One Sunday last summer when a tropical downpour trapped Forrester at home, he arrived late at the Pirang Mennonite Church and found a Balante man up front preaching. Forrester said, “I had no idea what he was saying, but he was doing it.” Later the impromptu leader told Forrester, “We want to be able to lead our own churches, but we are ill prepared. We don’t know the Bible. We don’t know how to teach.” Forrester said that the seven new Mennonite churches which have sprung up are eager for Bible teaching so that they can function without outside assistance and more adequately address the spiritual needs of their own people.

Forrester’s search for mission partners led him to New Holland (Pa.) Mennonite Church, where his sister and brother-in-law Robert and Anna Mae Weaver welcomed him into their home and congregation. While in Lancaster County he also connected with Daryl and Mary Martin, who lead short-term mission trips to assist long-term workers around the world. Last year the Martins led two short-term teams from Lancaster to The Gambia and helped to set up a school of carpentry. As interest in The Gambia rose, Ron Zook, pastor at New Holland Mennonite, contacted Eastern Mennonite Missions for counsel and assistance.

After an exploratory trip in October 2004 to The Gambia by Zook and Clair Good, EMM’s representative to Africa, the EMM board voted to enter The Gambia as an EMM location. Earlier this month, Forrester was appointed as an EMM missionary and credentialed by Lancaster Mennonite Conference for the Gambia-Casamance field. Good explained that credentialing helps to open the door for national church registration of the emerging circle of churches. They are calling themselves the Mennonite Church of West Africa. A missionary support team (MST) based at New Holland Mennonite is raising program funds to assist with the ministries in The Gambia.

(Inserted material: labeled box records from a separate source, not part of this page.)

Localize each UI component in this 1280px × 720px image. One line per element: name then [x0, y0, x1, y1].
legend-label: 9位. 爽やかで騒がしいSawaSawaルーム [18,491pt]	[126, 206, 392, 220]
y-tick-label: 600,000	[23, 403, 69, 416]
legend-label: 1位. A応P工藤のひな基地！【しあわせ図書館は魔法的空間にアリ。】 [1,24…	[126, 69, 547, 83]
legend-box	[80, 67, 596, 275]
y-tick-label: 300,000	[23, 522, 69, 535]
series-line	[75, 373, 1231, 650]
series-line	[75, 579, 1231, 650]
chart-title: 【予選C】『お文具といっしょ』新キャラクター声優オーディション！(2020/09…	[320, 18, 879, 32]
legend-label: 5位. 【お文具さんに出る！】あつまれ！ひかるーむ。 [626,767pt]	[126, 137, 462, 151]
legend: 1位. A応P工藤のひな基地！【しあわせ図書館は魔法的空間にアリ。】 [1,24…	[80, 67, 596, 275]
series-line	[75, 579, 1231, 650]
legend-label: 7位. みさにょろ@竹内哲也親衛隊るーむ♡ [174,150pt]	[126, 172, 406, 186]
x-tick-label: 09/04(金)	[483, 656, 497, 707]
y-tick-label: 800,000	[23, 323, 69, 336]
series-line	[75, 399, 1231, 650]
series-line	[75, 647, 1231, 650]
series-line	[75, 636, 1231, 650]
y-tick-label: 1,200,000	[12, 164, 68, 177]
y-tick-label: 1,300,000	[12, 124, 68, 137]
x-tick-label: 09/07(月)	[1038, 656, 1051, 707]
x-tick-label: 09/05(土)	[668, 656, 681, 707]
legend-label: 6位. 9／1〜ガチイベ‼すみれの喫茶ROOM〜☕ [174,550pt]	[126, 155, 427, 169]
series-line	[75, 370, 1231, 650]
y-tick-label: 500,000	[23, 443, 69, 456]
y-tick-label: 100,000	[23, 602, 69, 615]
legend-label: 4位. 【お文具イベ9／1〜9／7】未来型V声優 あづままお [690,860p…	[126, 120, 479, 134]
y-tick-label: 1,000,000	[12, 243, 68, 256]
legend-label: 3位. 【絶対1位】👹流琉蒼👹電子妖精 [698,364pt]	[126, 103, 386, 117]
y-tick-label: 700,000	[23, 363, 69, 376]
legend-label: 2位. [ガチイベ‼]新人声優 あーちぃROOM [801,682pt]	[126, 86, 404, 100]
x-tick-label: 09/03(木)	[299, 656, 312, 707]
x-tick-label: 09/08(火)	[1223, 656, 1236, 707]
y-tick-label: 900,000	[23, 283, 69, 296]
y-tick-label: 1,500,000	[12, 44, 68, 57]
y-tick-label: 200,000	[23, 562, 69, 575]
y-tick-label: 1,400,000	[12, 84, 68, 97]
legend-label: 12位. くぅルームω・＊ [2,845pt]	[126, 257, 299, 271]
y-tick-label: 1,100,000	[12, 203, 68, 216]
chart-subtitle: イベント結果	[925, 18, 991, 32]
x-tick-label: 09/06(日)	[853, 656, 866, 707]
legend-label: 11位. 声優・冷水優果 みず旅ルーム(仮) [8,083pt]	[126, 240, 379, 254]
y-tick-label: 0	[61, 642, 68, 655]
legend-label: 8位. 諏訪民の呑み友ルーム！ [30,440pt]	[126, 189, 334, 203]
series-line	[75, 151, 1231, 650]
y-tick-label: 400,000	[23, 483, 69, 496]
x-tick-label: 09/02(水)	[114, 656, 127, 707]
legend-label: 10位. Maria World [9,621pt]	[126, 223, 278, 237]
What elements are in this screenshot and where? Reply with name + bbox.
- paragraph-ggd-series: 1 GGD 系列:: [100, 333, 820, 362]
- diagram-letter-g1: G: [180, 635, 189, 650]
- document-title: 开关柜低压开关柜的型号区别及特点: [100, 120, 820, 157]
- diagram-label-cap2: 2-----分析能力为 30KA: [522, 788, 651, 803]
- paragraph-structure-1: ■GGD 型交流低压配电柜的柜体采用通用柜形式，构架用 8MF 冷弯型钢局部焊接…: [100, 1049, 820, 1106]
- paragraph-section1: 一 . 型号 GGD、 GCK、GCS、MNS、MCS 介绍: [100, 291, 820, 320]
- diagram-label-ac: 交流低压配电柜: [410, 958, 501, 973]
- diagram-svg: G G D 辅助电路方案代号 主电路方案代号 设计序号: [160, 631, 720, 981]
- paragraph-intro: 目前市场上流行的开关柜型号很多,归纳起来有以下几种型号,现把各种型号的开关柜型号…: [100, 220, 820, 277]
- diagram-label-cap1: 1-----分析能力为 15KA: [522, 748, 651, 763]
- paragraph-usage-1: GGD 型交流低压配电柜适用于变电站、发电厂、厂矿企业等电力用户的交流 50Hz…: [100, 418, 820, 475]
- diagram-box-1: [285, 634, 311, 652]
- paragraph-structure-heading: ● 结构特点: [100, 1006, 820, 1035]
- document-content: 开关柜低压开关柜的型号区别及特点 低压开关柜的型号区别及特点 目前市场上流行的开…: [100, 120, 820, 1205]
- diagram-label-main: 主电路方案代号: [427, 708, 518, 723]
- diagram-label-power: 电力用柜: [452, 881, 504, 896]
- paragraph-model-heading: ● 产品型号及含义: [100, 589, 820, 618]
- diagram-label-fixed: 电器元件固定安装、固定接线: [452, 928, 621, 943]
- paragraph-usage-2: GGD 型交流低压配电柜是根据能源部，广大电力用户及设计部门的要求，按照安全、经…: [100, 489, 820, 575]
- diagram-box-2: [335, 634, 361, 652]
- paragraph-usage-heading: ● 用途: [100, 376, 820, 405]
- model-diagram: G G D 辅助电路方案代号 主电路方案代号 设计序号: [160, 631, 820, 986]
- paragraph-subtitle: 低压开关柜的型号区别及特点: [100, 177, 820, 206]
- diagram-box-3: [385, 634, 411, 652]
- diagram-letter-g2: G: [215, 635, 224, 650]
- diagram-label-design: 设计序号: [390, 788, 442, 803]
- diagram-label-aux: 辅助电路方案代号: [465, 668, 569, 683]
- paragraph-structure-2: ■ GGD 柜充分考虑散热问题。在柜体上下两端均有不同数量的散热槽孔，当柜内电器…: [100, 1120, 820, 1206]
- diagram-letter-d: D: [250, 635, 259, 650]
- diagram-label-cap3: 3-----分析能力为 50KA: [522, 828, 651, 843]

Almost devoid of natural resources, the tiny Gambian nation of one and a half million people has also become a home for refugees from one of the longest-running African wars in Casamance, Senegal, to the south. Working through grassroots tribal connections, MEHDA has also taken its holistic development to the Casamance region; another church is emerging among the Jolla people. When Good visited the Jolla region in October, a Muslim leader thanked him for the work of MEHDA and invited greater EMM involvement. “It’s hard to pray when you’re hungry,” he said.

Forrester believes that as they continue to work holistically in this Muslim-majority region of West Africa, tremendous potential exists for church growth in both The Gambia and Senegal. “People tell us, ‘You’re real. You don’t just preach and leave. You bring hope.’ When some Muslims initially opposed the opening of the church in Pirang, others defended it saying, ‘It’s a farm.’ We are committed to blessing the whole community,” Forrester said. When Good met with Sheik Lamin Gibba in Pirang, the sheik told him, “This Mennonite work helps to foster Christian-Muslim relations. We’ve been friendly for many years. There should be no ‘jihads’ for conversion. We know that some Muslims may become Christians, and some Christians Muslims.”